First, I was very delighted to know Dr. Jianbo Xiao, who invited me to give a presentation and shared his plan about this publication project. Dr. Xiao encouraged me to join and advised me a lot throughout the editorial process. Indeed, the whole team really did a wonderful job together.
I would like to thank Prof. Dr. Satyajit Sarker, president of Phytochemical Society of Europe. Without Dr. Xiao’s and Prof. Dr. Sarker’s leadership, this handbook would not be successfully published. I would like to acknowledge them from the depth of my heart. It is my great honor to work with Jianbo and Satyajit.
How does this handbook benefit young researchers, particularly those pursuing PhDs in related fields?
This book describes a wide range of phytochemicals of foods, beverages, vegetables, fruits and processed foods, as well as supplements, etc. Each chapter is well-organized and formatted, so that junior students (including diploma, master and doctoral students), post docs, and industrial experts in the field of food preparation, and even in cosmetic and aromatherapy fields, can easily understand the scientific knowledge and advanced achievements in the field for many potential applications. There are tables, chemical structures and color pictures inserted in each chapter to support and make the content more easily understandable.

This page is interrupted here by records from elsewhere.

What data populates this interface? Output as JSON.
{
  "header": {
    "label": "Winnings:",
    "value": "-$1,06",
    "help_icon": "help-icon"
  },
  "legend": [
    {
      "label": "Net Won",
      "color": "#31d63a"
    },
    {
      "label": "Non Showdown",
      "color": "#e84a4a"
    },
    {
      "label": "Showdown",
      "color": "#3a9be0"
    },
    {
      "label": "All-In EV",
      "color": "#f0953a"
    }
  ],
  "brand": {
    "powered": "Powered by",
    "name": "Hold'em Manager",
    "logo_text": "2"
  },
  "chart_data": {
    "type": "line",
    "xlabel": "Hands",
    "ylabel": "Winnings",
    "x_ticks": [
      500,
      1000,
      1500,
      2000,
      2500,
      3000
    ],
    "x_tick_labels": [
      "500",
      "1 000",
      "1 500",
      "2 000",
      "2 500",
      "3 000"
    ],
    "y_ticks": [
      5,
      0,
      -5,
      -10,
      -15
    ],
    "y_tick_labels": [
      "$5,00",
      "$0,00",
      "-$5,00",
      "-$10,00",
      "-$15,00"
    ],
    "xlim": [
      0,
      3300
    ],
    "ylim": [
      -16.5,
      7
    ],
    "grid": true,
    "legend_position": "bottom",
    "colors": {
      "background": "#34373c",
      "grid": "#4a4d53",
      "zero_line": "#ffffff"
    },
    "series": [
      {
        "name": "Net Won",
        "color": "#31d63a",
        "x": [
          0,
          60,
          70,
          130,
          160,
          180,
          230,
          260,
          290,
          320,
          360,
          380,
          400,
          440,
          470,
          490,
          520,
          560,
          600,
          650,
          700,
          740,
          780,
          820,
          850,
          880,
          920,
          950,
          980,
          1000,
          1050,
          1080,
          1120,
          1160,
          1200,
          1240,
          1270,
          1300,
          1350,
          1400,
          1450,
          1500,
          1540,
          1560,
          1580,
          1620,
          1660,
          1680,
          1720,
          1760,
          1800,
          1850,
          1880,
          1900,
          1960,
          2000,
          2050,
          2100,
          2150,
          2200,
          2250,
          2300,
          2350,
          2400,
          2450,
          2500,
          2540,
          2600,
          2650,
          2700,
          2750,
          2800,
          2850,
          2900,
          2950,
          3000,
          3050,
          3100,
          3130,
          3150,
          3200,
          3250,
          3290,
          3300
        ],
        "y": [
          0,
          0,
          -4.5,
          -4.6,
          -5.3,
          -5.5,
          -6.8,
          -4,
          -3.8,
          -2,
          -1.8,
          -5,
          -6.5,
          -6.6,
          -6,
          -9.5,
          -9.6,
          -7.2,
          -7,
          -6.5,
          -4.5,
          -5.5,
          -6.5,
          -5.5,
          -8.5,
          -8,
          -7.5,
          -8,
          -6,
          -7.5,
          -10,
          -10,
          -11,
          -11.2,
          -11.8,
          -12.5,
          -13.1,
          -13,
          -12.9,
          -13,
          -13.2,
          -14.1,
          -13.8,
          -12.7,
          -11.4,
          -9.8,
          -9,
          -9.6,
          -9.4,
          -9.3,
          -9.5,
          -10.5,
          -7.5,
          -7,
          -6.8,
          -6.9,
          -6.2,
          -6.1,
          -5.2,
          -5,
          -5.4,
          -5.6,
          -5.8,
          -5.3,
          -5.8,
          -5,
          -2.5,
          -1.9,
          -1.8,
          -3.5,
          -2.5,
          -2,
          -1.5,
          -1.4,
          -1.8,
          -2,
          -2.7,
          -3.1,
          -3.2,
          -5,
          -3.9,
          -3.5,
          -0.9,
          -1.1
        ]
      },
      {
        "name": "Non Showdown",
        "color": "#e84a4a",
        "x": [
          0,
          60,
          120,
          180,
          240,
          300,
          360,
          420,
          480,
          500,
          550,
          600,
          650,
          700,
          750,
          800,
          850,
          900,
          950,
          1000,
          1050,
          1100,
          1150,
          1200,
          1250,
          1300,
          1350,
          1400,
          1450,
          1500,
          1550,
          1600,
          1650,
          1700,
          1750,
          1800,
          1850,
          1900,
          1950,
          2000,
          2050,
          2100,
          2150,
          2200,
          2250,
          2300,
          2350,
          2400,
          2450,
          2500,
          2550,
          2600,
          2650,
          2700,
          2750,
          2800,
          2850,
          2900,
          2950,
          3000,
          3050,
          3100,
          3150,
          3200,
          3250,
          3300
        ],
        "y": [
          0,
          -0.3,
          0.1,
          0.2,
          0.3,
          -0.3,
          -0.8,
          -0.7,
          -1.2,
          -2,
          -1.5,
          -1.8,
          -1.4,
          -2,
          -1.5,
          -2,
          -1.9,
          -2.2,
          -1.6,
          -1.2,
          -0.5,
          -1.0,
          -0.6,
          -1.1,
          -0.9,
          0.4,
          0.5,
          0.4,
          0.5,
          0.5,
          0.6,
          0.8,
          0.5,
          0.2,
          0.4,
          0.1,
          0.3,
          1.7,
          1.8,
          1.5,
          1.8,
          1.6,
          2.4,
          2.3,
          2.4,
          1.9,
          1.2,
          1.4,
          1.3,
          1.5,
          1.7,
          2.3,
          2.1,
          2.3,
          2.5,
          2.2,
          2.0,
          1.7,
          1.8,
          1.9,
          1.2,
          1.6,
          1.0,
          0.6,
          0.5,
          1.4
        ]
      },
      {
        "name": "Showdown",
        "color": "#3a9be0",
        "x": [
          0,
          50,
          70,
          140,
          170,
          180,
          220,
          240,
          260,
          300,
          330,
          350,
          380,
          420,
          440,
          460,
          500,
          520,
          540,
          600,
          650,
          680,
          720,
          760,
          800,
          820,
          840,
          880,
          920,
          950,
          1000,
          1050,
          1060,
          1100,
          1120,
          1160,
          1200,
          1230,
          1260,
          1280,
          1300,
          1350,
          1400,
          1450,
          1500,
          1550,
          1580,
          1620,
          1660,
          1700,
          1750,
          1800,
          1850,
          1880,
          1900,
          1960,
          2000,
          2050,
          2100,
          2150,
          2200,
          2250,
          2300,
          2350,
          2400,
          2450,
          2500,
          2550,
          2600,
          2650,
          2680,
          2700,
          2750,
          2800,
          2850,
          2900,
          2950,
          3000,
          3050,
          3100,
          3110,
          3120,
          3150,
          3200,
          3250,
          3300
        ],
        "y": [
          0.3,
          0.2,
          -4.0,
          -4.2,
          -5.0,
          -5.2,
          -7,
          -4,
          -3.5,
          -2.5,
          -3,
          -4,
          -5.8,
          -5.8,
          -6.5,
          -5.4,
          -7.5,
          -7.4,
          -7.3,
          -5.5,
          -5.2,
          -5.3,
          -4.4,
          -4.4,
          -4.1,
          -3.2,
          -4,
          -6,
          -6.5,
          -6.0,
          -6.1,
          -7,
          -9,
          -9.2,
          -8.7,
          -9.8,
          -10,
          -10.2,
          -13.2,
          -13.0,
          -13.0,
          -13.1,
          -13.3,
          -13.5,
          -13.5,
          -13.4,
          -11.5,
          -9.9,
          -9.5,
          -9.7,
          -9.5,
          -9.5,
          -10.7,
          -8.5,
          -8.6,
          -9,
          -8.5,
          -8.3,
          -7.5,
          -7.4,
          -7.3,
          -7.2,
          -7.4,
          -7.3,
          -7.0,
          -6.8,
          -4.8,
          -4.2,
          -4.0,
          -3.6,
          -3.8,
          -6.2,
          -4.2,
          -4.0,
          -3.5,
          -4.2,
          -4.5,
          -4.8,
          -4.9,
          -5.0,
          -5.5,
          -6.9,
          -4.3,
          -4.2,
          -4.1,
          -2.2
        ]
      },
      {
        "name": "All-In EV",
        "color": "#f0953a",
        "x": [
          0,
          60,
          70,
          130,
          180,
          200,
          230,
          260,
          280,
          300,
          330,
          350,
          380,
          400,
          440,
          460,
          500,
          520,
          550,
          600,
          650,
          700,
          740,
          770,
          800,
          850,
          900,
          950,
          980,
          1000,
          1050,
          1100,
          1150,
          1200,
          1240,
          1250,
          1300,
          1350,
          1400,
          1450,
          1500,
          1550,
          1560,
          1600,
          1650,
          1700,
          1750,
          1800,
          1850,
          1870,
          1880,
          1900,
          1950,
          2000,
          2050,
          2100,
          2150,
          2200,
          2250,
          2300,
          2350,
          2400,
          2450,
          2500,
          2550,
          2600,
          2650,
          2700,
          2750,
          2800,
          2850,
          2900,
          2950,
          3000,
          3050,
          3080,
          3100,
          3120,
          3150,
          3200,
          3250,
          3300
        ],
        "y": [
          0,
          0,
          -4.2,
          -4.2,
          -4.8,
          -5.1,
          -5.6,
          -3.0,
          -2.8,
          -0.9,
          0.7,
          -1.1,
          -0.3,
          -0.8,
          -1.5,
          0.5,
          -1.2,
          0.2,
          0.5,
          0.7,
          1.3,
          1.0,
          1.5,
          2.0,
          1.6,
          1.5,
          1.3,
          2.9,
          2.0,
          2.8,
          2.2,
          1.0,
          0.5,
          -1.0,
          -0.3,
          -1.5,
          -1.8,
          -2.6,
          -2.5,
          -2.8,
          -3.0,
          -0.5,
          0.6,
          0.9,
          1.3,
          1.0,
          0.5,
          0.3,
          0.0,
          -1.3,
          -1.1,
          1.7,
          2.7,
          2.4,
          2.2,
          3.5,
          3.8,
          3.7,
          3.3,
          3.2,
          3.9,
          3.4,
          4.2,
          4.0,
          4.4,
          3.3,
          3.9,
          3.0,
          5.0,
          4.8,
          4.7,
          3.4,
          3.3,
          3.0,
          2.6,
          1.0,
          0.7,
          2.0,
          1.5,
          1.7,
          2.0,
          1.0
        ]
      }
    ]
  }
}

More info about this Handbook of Dietary Phytochemicals is available on our Phytochemical Society Of Asia website.
What is the most challenging task in this editorial collaboration? How do you cope with it?
As I mentioned before, Dr. Jianbo Xiao supervised the whole team to publish this handbook. He is a key driver of this book, and I only helped him with identifying the authorship of individual chapters. I believe that every author is an outstanding leader of the field, and I thank them for all their excellent reviews and updated information.
I was the last author to submit my chapters. It took me almost more than six months to prepare my two chapters. Knowing people is much more important than money, it is absolutely true. Without Haiqin and her fellow editors, as well Jianbo and Satyajit, I would not have been able to finish my chapters and been one of the editors of this handbook.
What do you think about our editorial service?
It is very difficult for me to look for a word to describe my thank you to the editorial teams in Beijing and India.
How many times did I contact Haiqin? She was very kind and patient to follow up on my calls and every time perfectly advised me on how I, and also other authors, should proceed. The editorial support at Springer Nature Beijing was amazing and perfect. Honestly, I wish I could get a secretary like Haiqin-san in my Director Office.
I also appreciate the typesetters who produced a beautifully formatted handbook.
Haiqin Dong worked as an editor on this book at Springer Nature. She has been the Editor in Major Reference Works team since 2019 and is based in the Beijing office. When she first joined Springer Nature, she worked as the Acquisition Editor in Chemistry focusing on Chemistry related publications including journals and books for more than two years. Previously, she worked at Elsevier as a Publishing Content Specialist focusing on special issues in journals. She received her Master of Food Chemistry from the University of Georgia, US, Master of Publishing from Simon Fraser University, Canada, and Master of Food Science from Renmin University of China, Beijing.